Les Amis de Joseph Rocher
|
Catherine Boileau en démonstration de kamishibaï
|
|
Le kamishibaï, un théâtre de papier Rappelons d’abord que kami signifie en japonais papier et que shibaï signifie théâtre (drame), d’où la traduction littérale : pièce de théâtre sur papier. Le kamishibaï est le nom donné par les japonais pour désigner une série de planches illustrées, glissées dans un coffret appelé butaï (castelet en bois). Ces illustrations racontent une histoire, chaque image représentant un épisode du récit. Le recto, tourné vers le public, est entièrement couvert par une illustration. Le verso comporte l’image miniature en noir et blanc reproduisant la planche suivante ainsi que le texte de l’image dirigée vers le public.
|
|
Le "Bonhomme kamishibaï" d'Allen Sey 2006 Ecole des Loisirs / Le "vélo kamishibaï" de la bibliothèque des Côtes d'Armor
|
|
Un genre narratif venu du Japon A l’origine, le kamishibaï est un genre narratif japonais qui remonte au XII° siècle, époque à laquelle, dans les temples bouddhistes, les moines se servaient des emaki (rouleaux de dessins) pour transmettre des histoires à contenu moralisant à une audience généralement illettrée.
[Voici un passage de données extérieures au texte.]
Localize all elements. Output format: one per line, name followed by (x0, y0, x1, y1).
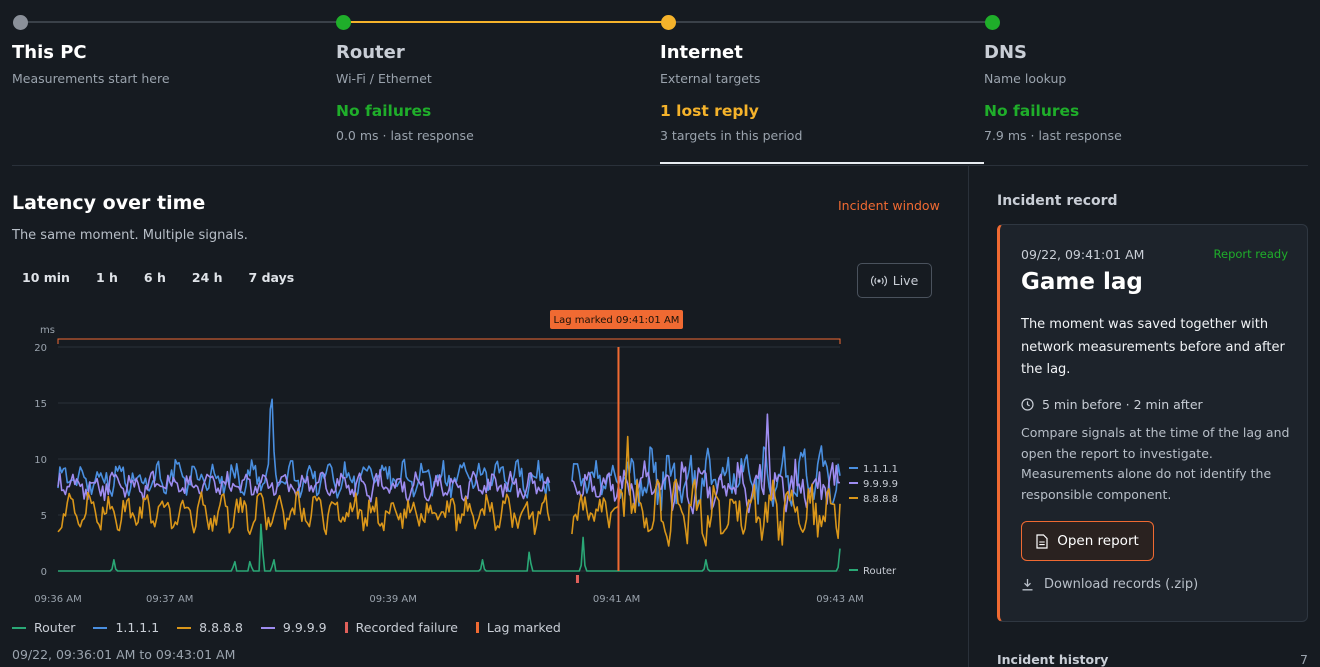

Le kamishibaï japonais moderne naît véritablement à la fin des années 1920. Des conteurs, les oncles gaïto, parcouraient les villages et certains quartiers de Tokyo, un butaï fixé sur leur vélo et, les jours de marché, lisaient des kamishibaï aux enfants. Pour gagner une rétribution, d’ailleurs modeste, ils leur vendaient des bonbons. Très vite, le kamishibaï entra dans toutes les écoles du Japon. Le succès de ces planches peintes à la main a été immense. Le gaïto assurait l’animation, il prenait la voix du narrateur, des personnages, ajoutait les effets sonores, improvisait, il tenait son public en haleine. Censuré rapidement pour soupçon de "corruption de la jeunesse", puis exploité pendant la Seconde Guerre mondiale pour soutenir l’effort militaire, le kamishibaï de l’après-guerre a diverti ou informé cinq millions de spectateurs par jour, enfants et adultes confondus. Mais l’avènement de la télévision, du manga et des films d’animation lui a été presque fatal. Aujourd’hui, au Japon, les bibliothèques publiques, les écoles, les jardins d’enfants, l’université, des éditeurs, clubs et associations contribuent à faire revivre le genre.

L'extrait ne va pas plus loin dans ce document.